Best LLM for Voice Agents

As of July 28, 2026, there is no universal best LLM for voice agents. The right model is the fastest one that clears your own task, instruction-following, and tool-use tests. We use measured first-answer latency to build the shortlist, but we do not turn that one metric into a fake voice-agent ranking. Your speech recognition, network path, text-to-speech layer, and call flow still decide what the caller hears.

This article contains partner links, marked before you reach them. Partner status never changes the models, platforms, or order discussed here. See the affiliate disclosure.

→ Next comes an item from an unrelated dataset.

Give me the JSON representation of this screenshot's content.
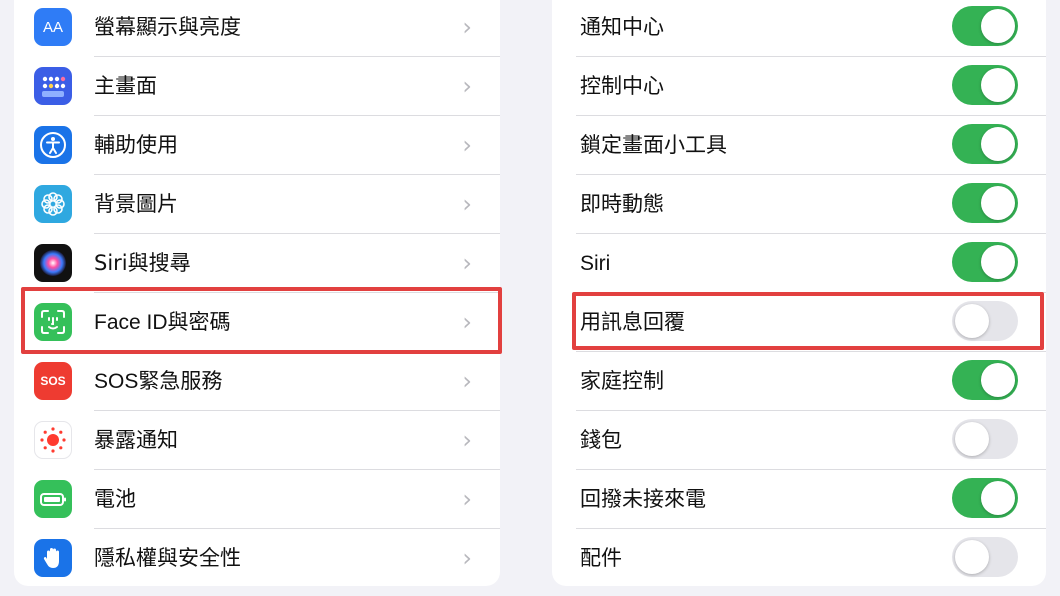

For the speech layer, see Best Text-to-Speech APIs. ElevenLabs is a partner and one option in that separate decision; its pricing calculator models API character volume and peak concurrency without treating voice quality as a measured result.

Start with one latency budget

A voice turn is a chain: speech recognition, model inference, speech generation, transport, and playback. Each stage adds delay. ElevenLabs' own latency guide makes the same distinction between model inference and the end-to-end time a user experiences. That distinction matters because a vendor's model-latency number is not your caller's time-to-first-audio.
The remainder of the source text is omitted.